UPDATE: The new CC apps are officially available. Let us know what you think about them in the comments.
Today, Adobe kicked off their MAX conference with a big keynote (check out our live blog here), which announced the next version of what was once known as the Creative Suite software. The new versions will be branded as Creative Cloud and will only be available on a subscription basis. That means, if you want the newest Photoshop, you’re going to need to subscribe.
On a feature front, Photoshop has gotten some notable additions. Perhaps the most high-profile addition is that of their Camera Shake Reduction tool.
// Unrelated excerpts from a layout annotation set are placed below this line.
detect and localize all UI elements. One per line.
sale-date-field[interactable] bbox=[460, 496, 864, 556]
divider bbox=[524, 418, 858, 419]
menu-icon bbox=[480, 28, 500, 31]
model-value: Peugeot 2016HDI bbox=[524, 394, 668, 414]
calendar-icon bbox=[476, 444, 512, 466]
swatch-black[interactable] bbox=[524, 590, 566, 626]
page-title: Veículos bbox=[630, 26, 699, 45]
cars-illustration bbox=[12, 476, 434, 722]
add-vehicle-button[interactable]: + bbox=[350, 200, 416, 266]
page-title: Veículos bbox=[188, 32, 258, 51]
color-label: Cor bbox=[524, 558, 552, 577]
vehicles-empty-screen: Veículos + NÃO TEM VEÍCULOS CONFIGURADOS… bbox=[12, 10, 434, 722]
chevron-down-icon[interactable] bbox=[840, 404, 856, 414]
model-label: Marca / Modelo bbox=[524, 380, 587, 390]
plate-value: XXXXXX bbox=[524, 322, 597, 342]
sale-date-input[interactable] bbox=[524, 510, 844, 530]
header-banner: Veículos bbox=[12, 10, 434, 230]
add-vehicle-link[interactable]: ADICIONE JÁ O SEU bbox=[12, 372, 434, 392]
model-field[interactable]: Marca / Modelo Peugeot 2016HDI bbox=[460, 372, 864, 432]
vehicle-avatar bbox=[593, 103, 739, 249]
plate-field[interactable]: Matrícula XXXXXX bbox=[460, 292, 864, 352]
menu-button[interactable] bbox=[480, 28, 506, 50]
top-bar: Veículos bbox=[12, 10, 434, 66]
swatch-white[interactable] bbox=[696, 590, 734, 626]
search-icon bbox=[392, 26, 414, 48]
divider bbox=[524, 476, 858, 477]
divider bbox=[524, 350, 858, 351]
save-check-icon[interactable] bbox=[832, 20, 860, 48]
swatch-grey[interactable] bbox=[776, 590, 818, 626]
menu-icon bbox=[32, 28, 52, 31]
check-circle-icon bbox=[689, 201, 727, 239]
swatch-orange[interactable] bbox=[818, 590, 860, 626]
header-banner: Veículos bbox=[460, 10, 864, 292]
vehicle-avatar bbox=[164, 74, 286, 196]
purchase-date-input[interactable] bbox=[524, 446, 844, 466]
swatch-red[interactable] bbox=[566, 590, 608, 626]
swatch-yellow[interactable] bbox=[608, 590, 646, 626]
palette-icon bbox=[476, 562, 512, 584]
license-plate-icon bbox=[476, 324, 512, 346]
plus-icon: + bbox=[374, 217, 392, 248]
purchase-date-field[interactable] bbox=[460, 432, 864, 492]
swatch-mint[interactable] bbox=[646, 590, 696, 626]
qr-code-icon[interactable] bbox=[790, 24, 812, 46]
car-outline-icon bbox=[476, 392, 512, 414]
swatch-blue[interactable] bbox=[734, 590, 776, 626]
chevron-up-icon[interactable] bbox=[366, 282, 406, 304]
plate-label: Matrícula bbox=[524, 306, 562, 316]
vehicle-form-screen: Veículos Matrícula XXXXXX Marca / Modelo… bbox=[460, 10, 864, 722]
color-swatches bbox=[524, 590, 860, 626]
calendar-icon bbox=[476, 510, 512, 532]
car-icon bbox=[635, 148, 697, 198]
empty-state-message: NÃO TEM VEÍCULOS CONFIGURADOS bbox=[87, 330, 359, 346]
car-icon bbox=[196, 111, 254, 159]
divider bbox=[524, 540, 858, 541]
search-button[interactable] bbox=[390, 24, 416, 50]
They’ve been teasing it for a while now, but it’s actually going to be a part of Photoshop CC.
When you apply the Camera Shake Reduction tool, it analyzes the image in an attempt to figure out how the camera moved while the shutter was open. Once it recognizes the blur pattern, it can reverse engineer it, and sharpen things up. The demos have been impressive, but we’re interested to see how it works. Apparently the function was working over a year ago, but was taking up absurd amounts of computer resources, so it was not included. Now, it’s official, though.
The sharpening algorithms have also been updated for “smart sharpening.” The function actually takes note of digital noise so it doesn’t give that more sharpness and ruin the image. They have also gone to great lengths to try and cut down on “haloing” that can sometimes happen with older sharpening tools.
Enlarging has also gotten some attention, making it simpler for users to make images bigger without so much degradation. It’s great if you’re working with your own images, but if it does too good of a job, it could be a little troublesome for photographers who struggle with users pulling images off the web.
On the photography front, Adobe has also taken many of the functions from Lightroom 5 (which is currently in Beta) and put them into Photoshop CC. You can now apply Camera Raw as a filter to any kind of file, which means you can adjust things like Clarity on photos and even videos, from within photoshop.
They have also build in the Upright function, which automatically corrects perspective shift. It works exactly as it does in the new Lightroom.
As the new name suggests, the Creative Cloud is built heavily into the software. All your settings, fonts, workspaces, and even files are synced across the cloud, which gives you 20 GB of storage to keep stuff.
There is already a pretty active conversation going on online about the fact that these new software titles will only be available to subscribers. On one hand, it allows them to push out updates on a feature-by-feature basis rather than doing bigger releases. On the other hand, some people just don’t want to pay that monthly fee. For standard users, it’s a $50 fee for the entire suite of software. If you just want Photoshop, you can pay $20 per month for the single app.